En Irapuato, ciudad asentada en el corazón del Bajío, la conversación política siempre está activa. Su posición geográfica, su peso económico y su conectividad la han convertido, desde hace décadas, en un punto donde la vida pública permanece en discusión.
En medio de ese ruido, hay un nombre que provoca reacciones inmediatas: Valeria Alfaro García.
No se trata de un perfil que haya aparecido de la nada, ni de una figura desconocida o improvisada. Hoy preside el Sistema DIF Irapuato y ha mantenido una presencia pública ligada a temas sociales, con programas enfocados en niñez, salud mental, inclusión y acompañamiento comunitario.
Sin embargo, cada vez que su nombre entra a la conversación pública, la discusión deja de centrarse en su función y pasa casi de inmediato a su parentesco.
Ahí aparece la palabra que hoy funciona como sentencia anticipada: nepotismo.
Conviene detenerse ahí. No se trata de absolver a nadie por adelantado, pero tampoco de condenar por reflejo.
Porque en este caso hay que separar lo político, lo jurídico y lo cultural. En lo político, por supuesto, ser hermana de la actual presidenta municipal la coloca bajo una lupa más intensa y bajo un mayor escrutinio público. En lo jurídico, además, el debate no ha sido solo retórico, sino acompañado de señalamientos concretos: el partido Morena denunció públicamente a Valeria Alfaro García por presunta promoción personalizada con recursos públicos y posible violación al artículo 134 constitucional. Esa acusación existe y debe tomarse en serio. Pero también debe decirse con claridad que esa discusión no es idéntica, en términos técnicos, al debate sobre nepotismo electoral.
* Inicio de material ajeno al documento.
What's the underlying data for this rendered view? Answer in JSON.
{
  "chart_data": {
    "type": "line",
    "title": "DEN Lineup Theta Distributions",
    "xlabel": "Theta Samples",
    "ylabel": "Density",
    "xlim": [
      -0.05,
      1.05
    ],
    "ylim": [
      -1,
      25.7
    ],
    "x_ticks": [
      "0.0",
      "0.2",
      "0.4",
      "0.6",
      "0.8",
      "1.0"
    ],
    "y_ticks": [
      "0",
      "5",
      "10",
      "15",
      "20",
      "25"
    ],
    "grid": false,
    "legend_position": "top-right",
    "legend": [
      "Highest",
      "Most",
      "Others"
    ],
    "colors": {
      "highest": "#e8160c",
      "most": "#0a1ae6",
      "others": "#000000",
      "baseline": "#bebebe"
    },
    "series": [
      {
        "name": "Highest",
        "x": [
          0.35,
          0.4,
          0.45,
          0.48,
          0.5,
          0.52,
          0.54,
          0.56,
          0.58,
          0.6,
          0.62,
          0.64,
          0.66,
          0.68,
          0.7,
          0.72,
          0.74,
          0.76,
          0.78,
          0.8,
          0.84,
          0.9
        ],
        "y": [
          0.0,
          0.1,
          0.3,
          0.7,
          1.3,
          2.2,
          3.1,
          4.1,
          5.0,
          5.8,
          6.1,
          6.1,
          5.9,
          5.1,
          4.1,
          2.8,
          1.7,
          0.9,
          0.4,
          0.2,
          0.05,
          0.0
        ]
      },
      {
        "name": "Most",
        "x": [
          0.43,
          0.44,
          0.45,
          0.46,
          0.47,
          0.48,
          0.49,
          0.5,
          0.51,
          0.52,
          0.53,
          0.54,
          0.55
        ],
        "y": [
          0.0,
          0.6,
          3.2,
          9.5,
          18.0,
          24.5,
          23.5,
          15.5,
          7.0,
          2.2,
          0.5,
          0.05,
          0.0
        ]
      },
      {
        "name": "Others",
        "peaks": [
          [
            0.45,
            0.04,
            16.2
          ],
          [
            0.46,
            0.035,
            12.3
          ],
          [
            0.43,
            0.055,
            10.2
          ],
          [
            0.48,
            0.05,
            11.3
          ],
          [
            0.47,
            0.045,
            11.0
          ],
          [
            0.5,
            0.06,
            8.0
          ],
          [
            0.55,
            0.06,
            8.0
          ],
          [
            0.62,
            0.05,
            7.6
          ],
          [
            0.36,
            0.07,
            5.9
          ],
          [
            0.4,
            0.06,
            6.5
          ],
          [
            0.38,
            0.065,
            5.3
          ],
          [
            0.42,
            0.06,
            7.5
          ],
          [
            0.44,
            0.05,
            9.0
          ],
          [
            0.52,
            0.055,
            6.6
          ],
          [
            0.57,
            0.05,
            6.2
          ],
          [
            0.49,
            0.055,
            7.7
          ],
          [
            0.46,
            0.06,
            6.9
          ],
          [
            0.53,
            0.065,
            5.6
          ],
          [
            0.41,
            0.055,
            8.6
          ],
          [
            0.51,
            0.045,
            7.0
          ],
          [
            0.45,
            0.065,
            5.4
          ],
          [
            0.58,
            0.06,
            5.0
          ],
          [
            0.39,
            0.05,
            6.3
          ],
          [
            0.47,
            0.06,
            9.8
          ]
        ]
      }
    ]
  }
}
El tema es legítimo y forma parte de una preocupación democrática real, pero no puede usarse como etiqueta automática sin revisar circunstancias concretas, trayectorias propias, responsabilidades efectivas y pruebas de una ventaja indebida.
Y luego está la otra capa, la más incómoda y quizá la más profunda:
¿Le estaríamos diciendo exactamente lo mismo a un hombre?
Porque a muchas mujeres en política todavía se les regatea la biografía propia. Si avanzan, se supone que alguien las empujó. Si ocupan espacio público, se dice que les fue concedido. Si tienen un apellido conocido, entonces se les reduce al vínculo familiar y no al trayecto construido.
Eso no significa que toda crítica a una mujer sea misoginia. Pero sí obliga a preguntarse si, en ciertos casos, el escrutinio deja de centrarse en hechos concretos y empieza a descansar también en un sesgo: la sospecha de que una mujer no puede llegar por sí misma.
Ahí está la reflexión.
Cuando una mujer ha construido presencia pública, ha encabezado una institución y ha mantenido un papel visible en la vida social de una ciudad, la discusión no puede agotarse en el parentesco. Puede examinarse, claro. Debe examinarse, incluso. Pero no puede convertirse en la única llave de interpretación, porque entonces el riesgo ya no es solamente castigar una posible ventaja familiar; el riesgo es limitar, desde el inicio, el derecho político de una mujer a competir, a ser valorada por su trabajo y a sostener una aspiración propia.
En marzo, cuando todavía resuenan las discusiones públicas que deja el Día Internacional de la Mujer, el caso merece verse con más seriedad y menos consigna.
Si hay uso indebido de recursos públicos, que se investigue.
Si hay promoción ilegal, que se sancione.
Si existe una candidatura impulsada artificialmente desde el poder, que se pruebe.
Pero, si lo único que se pone sobre la mesa es que una mujer debe quedar descartada solamente por ser hermana de otra mujer que hoy gobierna, entonces ya no estamos necesariamente frente a una crítica democrática. Tal vez estamos también frente a una vieja manera de cerrarle el paso a una mujer bajo un argumento que, aunque legalmente atractivo, puede terminar operando como límite anticipado a sus derechos políticos.
Por eso la pregunta vale la pena:
¿Estamos frente a un caso de nepotismo o frente a una lectura que no termina de aceptar que dos mujeres de una misma familia puedan abrirse camino en la política, cada una desde su propio espacio?
Ni absolución automática por ser mujer.
Ni condena automática por ser hermana.
Porque, cuando una sociedad solo sabe explicarse el ascenso político de una mujer a partir de su parentesco, y no también de su trabajo, de su capacidad o de su trayectoria, entonces el problema ya no es solo electoral.
También es cultural.
Y en ese terreno, el patriarcado suele hablar con lenguaje de legalidad.